There too were times I would feel that a worthy relationship that would lead to marriage is something I hope to have. I knew that I deserve for that too. And to be honest, lately, it was something that I was praying for. Especially when my best friend told me that she is seeing me get married in the future. She said that I too need to move on after that failed relationship that lasted half a decade. Don’t get me wrong. It’s not that I can’t let go. I am doing perfectly fine with my current status. However, right now, there is one conviction that I fully believe in:
Love is not a feeling. It is a conscious choice.

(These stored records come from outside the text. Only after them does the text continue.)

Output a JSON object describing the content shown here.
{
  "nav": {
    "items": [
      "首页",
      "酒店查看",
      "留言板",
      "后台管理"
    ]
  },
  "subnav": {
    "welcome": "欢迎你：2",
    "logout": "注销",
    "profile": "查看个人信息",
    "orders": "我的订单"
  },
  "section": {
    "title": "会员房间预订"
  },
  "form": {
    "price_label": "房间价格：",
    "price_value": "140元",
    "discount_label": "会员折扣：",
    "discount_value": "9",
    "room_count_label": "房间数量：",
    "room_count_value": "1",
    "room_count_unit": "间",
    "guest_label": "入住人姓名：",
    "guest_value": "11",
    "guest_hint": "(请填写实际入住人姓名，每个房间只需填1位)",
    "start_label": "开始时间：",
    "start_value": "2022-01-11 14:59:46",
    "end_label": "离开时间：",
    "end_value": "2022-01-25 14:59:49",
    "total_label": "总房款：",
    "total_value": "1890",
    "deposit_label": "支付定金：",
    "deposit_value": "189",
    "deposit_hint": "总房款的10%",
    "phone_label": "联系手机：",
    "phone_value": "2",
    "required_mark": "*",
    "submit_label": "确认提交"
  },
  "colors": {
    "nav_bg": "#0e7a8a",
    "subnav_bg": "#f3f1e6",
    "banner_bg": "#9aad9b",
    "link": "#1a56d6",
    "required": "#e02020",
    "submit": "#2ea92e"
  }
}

I know that I could eventually fall for someone in the near future. I am not closing my doors to the possibility. But then, I want to take things one step at a time. Most people take the definition of love based on what they feel. But from my end, I want something realistic and not confined in rose colored glasses of illusions. I want to make a decision based on that conscious choice – that when this person comes, into my life, I would be able to accept him for what he truly is; regardless of his physique, his intellect, even his religious beliefs -- whether he is a Christian, Catholic, Agnostic or Muslim (after all, I might have my own negotiable list but it’s the personality that’s what’s important to me now).
Regardless if he is just the Mr. 80 percent of what I really want.
Some things are worth the wait. It’s another thing that I do believe in. The way I see it, conscious choices entail acceptance. I know that once I get to learn and to accept someone without the need for me to modify his being, I can definitely say that this really is love – because I went to defy some of its oddities yet I still went on to decide to pick the option of creating a wary choice instead of dwelling on feelings alone.
It will make love all more worth the wait -- at least for me.